Ryuji menghentikan tangan Berliana yang hendak membalik lembar album foto berwarna hitam itu dimana pandanganya tersita pada sebuah foto saat Safira mengenakan seragam abu- abu putih.
"mama mertua..... aku lihat hanya Arthur saja yang berfoto dengan Safira dan Silvi, apakah teman lelaki yang lain tidak pernah mengambil foto bersama kedua wanita ini??"
senyum tenang Berliana mengembang mengalirkan aura positif dari dirinya "Ryuji.... apa kamu cemburu??? tenang saja Safira sudah menjadi milikmu tidak ada lagi yang akan merebutnya. Arthur anak yang baik tapi dia punya pobhia yang membuatnya sulit bersosialisasi, hanya dua gadis bodoh ini yang bisa dengan leluasa menyentuh dan berteman dengan dia, karena latar belakang keluarga Arthur yang kaya raya membuat semua orang takut berteman dengan siapa saja yang akrab dengan Arthur termasuk dua gadis ini." kisahnya
"hmmmm ..... siapa yang paling dekat dengan Arthur?? Safira atau Silvi???" tanya Ryuji lagi
"hey kamu benar- benar cemburu???" pekik Silvi
"aku suaminya jadi tidak salah kan kalau aku ingin tahu siapa saja teman istriku?? bukan berarti aku cemburu!"

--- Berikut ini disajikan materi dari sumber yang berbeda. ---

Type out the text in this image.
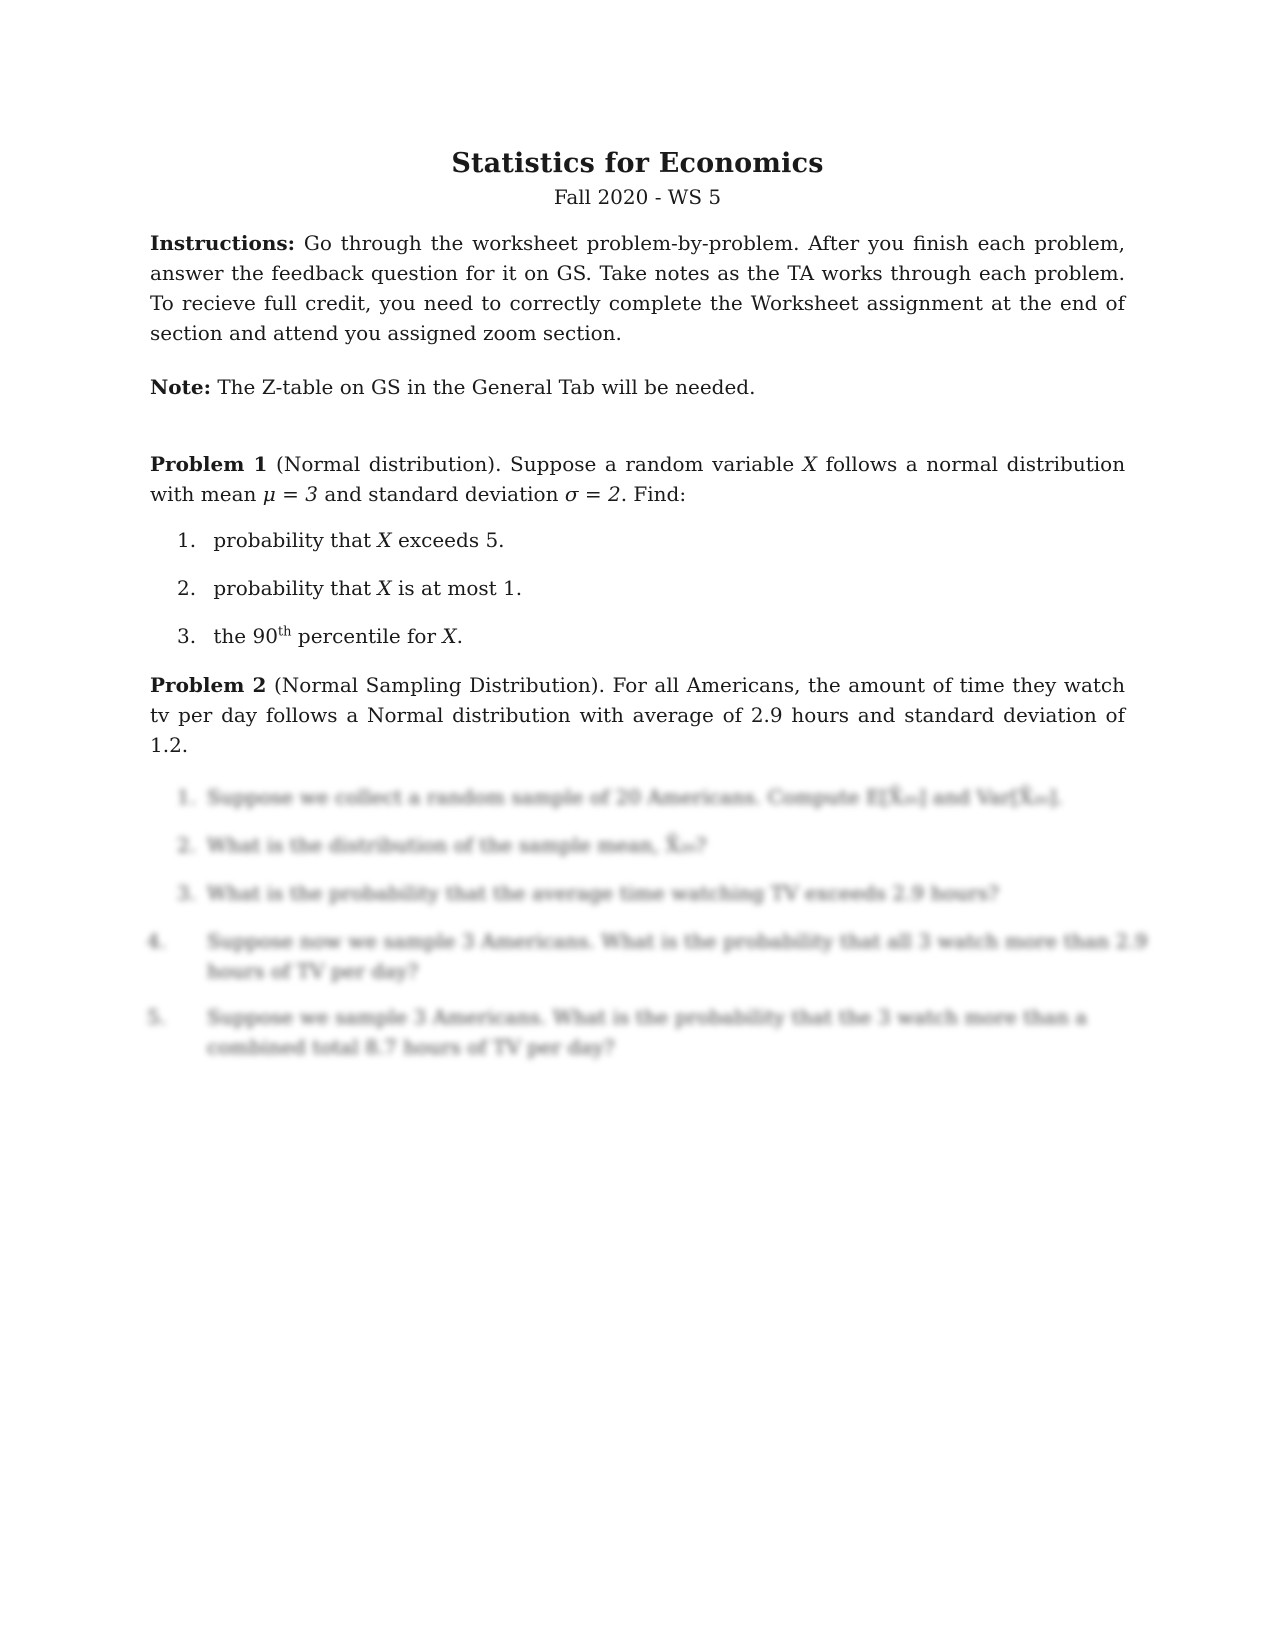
Statistics for Economics
Fall 2020 - WS 5
Instructions: Go through the worksheet problem-by-problem. After you finish each problem, answer the feedback question for it on GS. Take notes as the TA works through each problem. To recieve full credit, you need to correctly complete the Worksheet assignment at the end of section and attend you assigned zoom section.
Note: The Z-table on GS in the General Tab will be needed.
Problem 1 (Normal distribution). Suppose a random variable X follows a normal distribution with mean μ = 3 and standard deviation σ = 2. Find:
1. probability that X exceeds 5.
2. probability that X is at most 1.
3. the 90th percentile for X.
Problem 2 (Normal Sampling Distribution). For all Americans, the amount of time they watch tv per day follows a Normal distribution with average of 2.9 hours and standard deviation of 1.2.
1. Suppose we collect a random sample of 20 Americans. Compute E[X̄₂₀] and Var[X̄₂₀].
2. What is the distribution of the sample mean, X̄₂₀?
3. What is the probability that the average time watching TV exceeds 2.9 hours?
4. Suppose now we sample 3 Americans. What is the probability that all 3 watch more than 2.9 hours of TV per day?
5. Suppose we sample 3 Americans. What is the probability that the 3 watch more than a combined total 8.7 hours of TV per day?
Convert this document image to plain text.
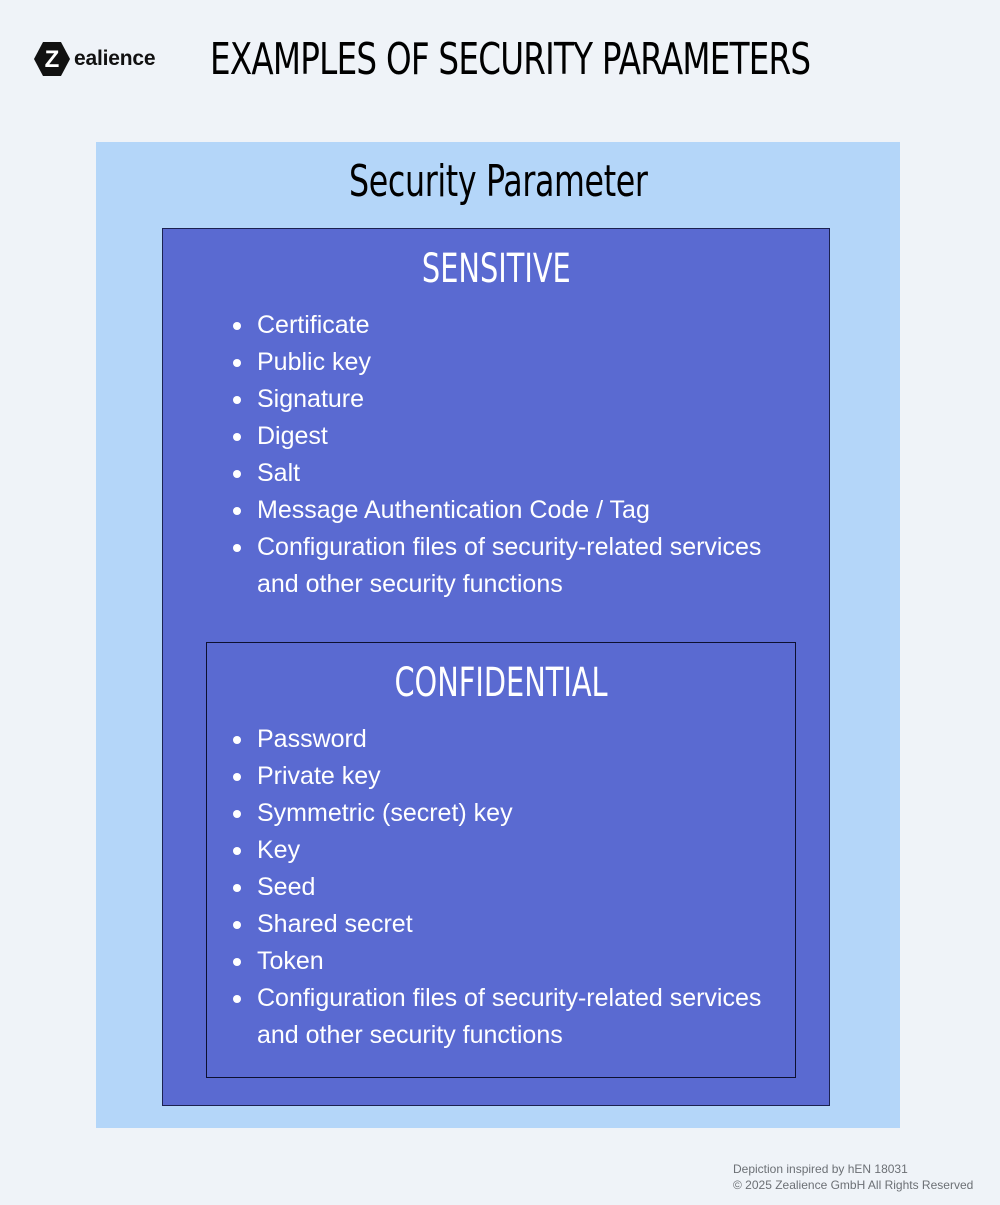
Z ealience EXAMPLES OF SECURITY PARAMETERS
Security Parameter
SENSITIVE
Certificate
Public key
Signature
Digest
Salt
Message Authentication Code / Tag
Configuration files of security-related services and other security functions
CONFIDENTIAL
Password
Private key
Symmetric (secret) key
Key
Seed
Shared secret
Token
Configuration files of security-related services and other security functions
Depiction inspired by hEN 18031
© 2025 Zealience GmbH All Rights Reserved
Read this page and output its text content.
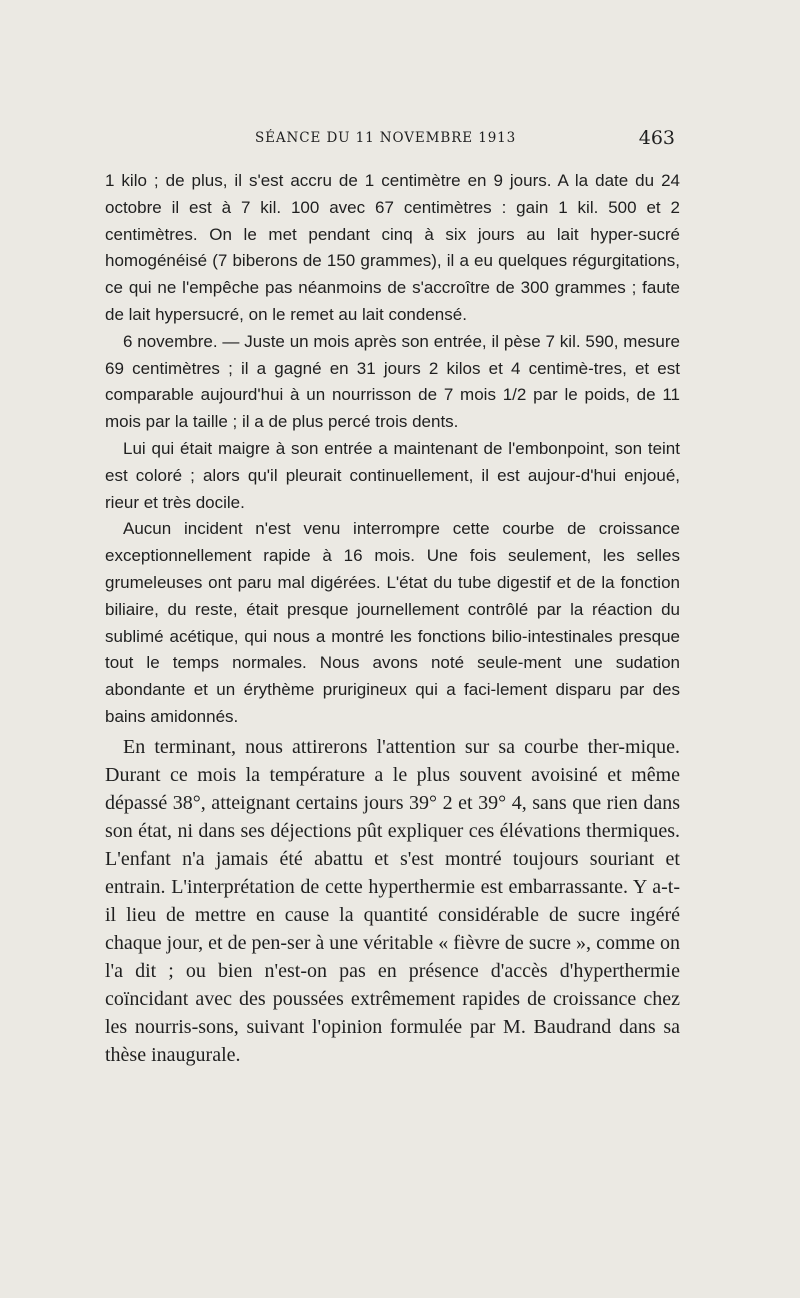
SÉANCE DU 11 NOVEMBRE 1913	463

1 kilo ; de plus, il s'est accru de 1 centimètre en 9 jours. A la date du 24 octobre il est à 7 kil. 100 avec 67 centimètres : gain 1 kil. 500 et 2 centimètres. On le met pendant cinq à six jours au lait hyper-sucré homogénéisé (7 biberons de 150 grammes), il a eu quelques régurgitations, ce qui ne l'empêche pas néanmoins de s'accroître de 300 grammes ; faute de lait hypersucré, on le remet au lait condensé.

6 novembre. — Juste un mois après son entrée, il pèse 7 kil. 590, mesure 69 centimètres ; il a gagné en 31 jours 2 kilos et 4 centimè-tres, et est comparable aujourd'hui à un nourrisson de 7 mois 1/2 par le poids, de 11 mois par la taille ; il a de plus percé trois dents.

Lui qui était maigre à son entrée a maintenant de l'embonpoint, son teint est coloré ; alors qu'il pleurait continuellement, il est aujour-d'hui enjoué, rieur et très docile.

Aucun incident n'est venu interrompre cette courbe de croissance exceptionnellement rapide à 16 mois. Une fois seulement, les selles grumeleuses ont paru mal digérées. L'état du tube digestif et de la fonction biliaire, du reste, était presque journellement contrôlé par la réaction du sublimé acétique, qui nous a montré les fonctions bilio-intestinales presque tout le temps normales. Nous avons noté seule-ment une sudation abondante et un érythème prurigineux qui a faci-lement disparu par des bains amidonnés.

En terminant, nous attirerons l'attention sur sa courbe ther-mique. Durant ce mois la température a le plus souvent avoisiné et même dépassé 38°, atteignant certains jours 39° 2 et 39° 4, sans que rien dans son état, ni dans ses déjections pût expliquer ces élévations thermiques. L'enfant n'a jamais été abattu et s'est montré toujours souriant et entrain. L'interprétation de cette hyperthermie est embarrassante. Y a-t-il lieu de mettre en cause la quantité considérable de sucre ingéré chaque jour, et de pen-ser à une véritable « fièvre de sucre », comme on l'a dit ; ou bien n'est-on pas en présence d'accès d'hyperthermie coïncidant avec des poussées extrêmement rapides de croissance chez les nourris-sons, suivant l'opinion formulée par M. Baudrand dans sa thèse inaugurale.
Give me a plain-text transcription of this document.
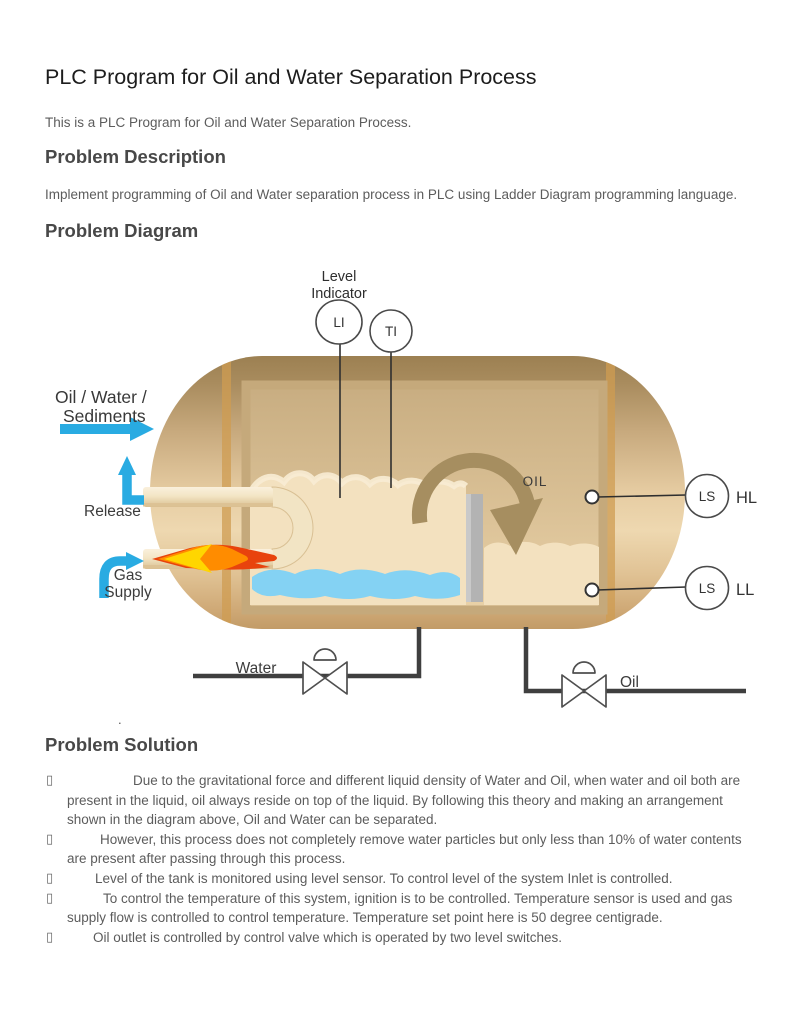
PLC Program for Oil and Water Separation Process

This is a PLC Program for Oil and Water Separation Process.

Problem Description

Implement programming of Oil and Water separation process in PLC using Ladder Diagram programming language.

Problem Diagram
Level
Indicator
LI
TI
Oil / Water /
Sediments
Release
Gas
Supply
OIL
LS
LS
HL
LL
Water
Oil
.
Problem Solution
▯	Due to the gravitational force and different liquid density of Water and Oil, when water and oil both are present in the liquid, oil always reside on top of the liquid. By following this theory and making an arrangement shown in the diagram above, Oil and Water can be separated.
▯	However, this process does not completely remove water particles but only less than 10% of water contents are present after passing through this process.
▯	Level of the tank is monitored using level sensor. To control level of the system Inlet is controlled.
▯	To control the temperature of this system, ignition is to be controlled. Temperature sensor is used and gas supply flow is controlled to control temperature. Temperature set point here is 50 degree centigrade.
▯	Oil outlet is controlled by control valve which is operated by two level switches.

"yang paling dekat dengan Arthur ya si Silvi ini.... dulu bahkan ada gosip diantara siswa di sekolah mereka bahwa Silvi dan Arthur telah menjalin kasih karena itu mereka mencarikan pasangan buat Safira." ujar Berliana menghentikan perdebatan diantara Silvi dan menantunya Ryuji
"tunggu..... apa kalian sudah mengenal Arthur???" tanya Berliana
" ya tante saat kita menunggu Ryuna kita sempat mampir ke cafe miliknya dan berbincang sebentar denganya." jawab Jacky
"apa??? jadi sebelum itu kalian bertemu pangeran ini??? aaaach sayang sekali aku datang terlambat, jika tidak harusnya aku sudah bertemu pangeran Arthur." sahut Ryuna dengan nada kecewa
"Ryuna.... pangeranmu ada di hadapanmu jadi kenapa mengharap pengeran yang lain??"
"apa?? kamu pangeran??? oh ya dokter Jacky..... aku lupa memberi tahu kamu kalau kamu terlalu tua untuk menjadi pangeran, dan aku juga tidak menerima pangeran yang play boy."
Ryuji melihat istrinya tampak serius mengamati foto foto itu, bahkan Safira sudah melihat dua kali album foto itu.
"Safira.... kamu terlihat sangat serius??" tanya Ryuji
"ya... aku sedang mengenang kembali masa- masa ini."
"kamu merindukan masa SMA mu???"
"hmm.... aku sangat merindukanya, saat itu papaku masih berada. di sampingku, keluargaku bahagia ditengah kesuksesan bisnis papa, aku bebas melakukan yang kuinginkan, dan menghabiskan waktu bersama teman teman tanpa memikirkan beban kehidupan." jawab Safira
pelukan Berliana pun mendekap tubuh mungil Safira, keduanya mengadu rasa yang telah tertimbun lama di dasar hati. sebuah rasa yang hadir dari kasih sayang di masa yang tak akan pernah terulang walau kehidupan masih panjang namun masa indah itu harus terkubur dalam kenangan.